The movie features some great music by the Sherman Brothers, with the exception of the most famous song, “The Bare Necessities,” which is by Terry Gilkyson.  The animation captures the movement of animals in a convincing way as well as providing a number of comic gags.  I’ve always thought that movie ends oddly with Mowgli deciding to go to the human village basically because he’s horny.  Nevertheless, this is a competent, straightforward Disney comedy musical.  Not quite an all-time classic, but a does the job for 78 minutes of entertainment.

Rating: ***1/2

Movie Review: The Sword in the Stone (1963)

Title: The Sword in the Stone
Release Date: December 25, 1963
Director: Wolfgang Reitherman
Production Company: Walt Disney Productions

The Sword in the Stone is an animated adaptation of T.H. White’s first novel based on Arthurian Literature (his work also inspired Camelot a few years earlier).  The Disney version distills the rich and detailed novel down to a few scenes in which Merlin becomes the tutor for Wart (young Arthur) and turns him into fish, squirrel, and a sparrow to teach him lessons.  The standout scene of the movie is a hilarious wizard’s duel between Merlin and the evil Madam Mim.

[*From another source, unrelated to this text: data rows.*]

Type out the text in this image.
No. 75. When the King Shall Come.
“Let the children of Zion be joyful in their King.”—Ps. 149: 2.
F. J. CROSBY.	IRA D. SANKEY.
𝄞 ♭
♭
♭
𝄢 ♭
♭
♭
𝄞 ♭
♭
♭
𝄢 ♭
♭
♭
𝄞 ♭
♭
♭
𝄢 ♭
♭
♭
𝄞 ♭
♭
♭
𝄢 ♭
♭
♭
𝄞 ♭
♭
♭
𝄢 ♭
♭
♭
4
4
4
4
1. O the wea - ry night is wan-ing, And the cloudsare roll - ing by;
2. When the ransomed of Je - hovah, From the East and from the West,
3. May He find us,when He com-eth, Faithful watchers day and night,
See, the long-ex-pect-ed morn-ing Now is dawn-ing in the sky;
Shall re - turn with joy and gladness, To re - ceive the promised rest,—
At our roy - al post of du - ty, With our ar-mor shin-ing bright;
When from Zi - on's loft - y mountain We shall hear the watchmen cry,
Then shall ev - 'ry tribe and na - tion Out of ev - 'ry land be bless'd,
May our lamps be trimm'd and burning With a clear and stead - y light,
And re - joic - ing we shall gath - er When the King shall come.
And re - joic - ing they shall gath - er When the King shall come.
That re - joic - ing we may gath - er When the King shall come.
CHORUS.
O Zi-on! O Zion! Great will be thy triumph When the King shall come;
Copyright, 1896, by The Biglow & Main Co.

As a child, I disliked this movie because it was such a poor adaptation of the novel I loved.  As an adult, I am more forgiving and can see the movie’s charm and humor.  Still, I think The Sword and the Stone is below Disney standards.  The limited animation style betrays the possibilities for the fantastical worlds of Arthurian England.  And while Wart’s voice is suitably preteen, it’s odd that he is the only character with an American actor while being voiced interchangeably by three actors.

Rating: ***

Movie Review: Snow White and the Seven Dwarfs (1937)

Title: Snow White and the Seven Dwarfs
Release Date: December 21, 1937
Director: David Hand (supervising), William Cottrell, Wilfred Jackson, Larry Morey, Perce Pearce, and Ben Sharpsteen
Production Company: Walt Disney Productions

The first full-length animated feature in color is noted for its technical innovation and it still impresses 83 years later.  Sequences such as Snow White running through a “haunted” forest and the Evil Queen transforming herself into an old woman are still awe-inspiring in their detail and fluidity.  Then there are  extended scenes like the dwarfs dancing and the dwarfs snoring that add nothing to the plot but are just plain fun in their exploration of animation.

I can’t remember if I’ve ever watched the movie before, but after seeing it I don’t think I have watched more than a few segments. I am familiar with the story and the songs because when I was a kid I attended a stage performance of Snow White and the Seven Dwarfs at Radio City Music Hall.  This was well before Disney began producing Broadway musicals on the regular.

There’s a lot more dwarfs and a lot less Snow White than I expected, which is for the best because the dwarfs provide a lot of the entertainment and joy of animation.  And I never would’ve guessed that Grumpy gets the biggest character arc. Honestly, I found myself liking Grumpy a lot. There are also all those woodland creatures who mysteriously decide to help out Snow White.  They’re all great character studies of different kinds of animals, and what they look like performing things that are not animal-like.

One weird thing about the movie is that the faces of Snow White, the Prince, and the Evil Queen appear to be more “realistic” human faces like you find in the serious soap opera newspaper comic strips.  This makes them look odd alongside the more cartoonish faces of all the other characters. I don’t think any Disney movie animated human faces in that style again, although I suppose I’ll find out for sure as I work my way through the Disney movies.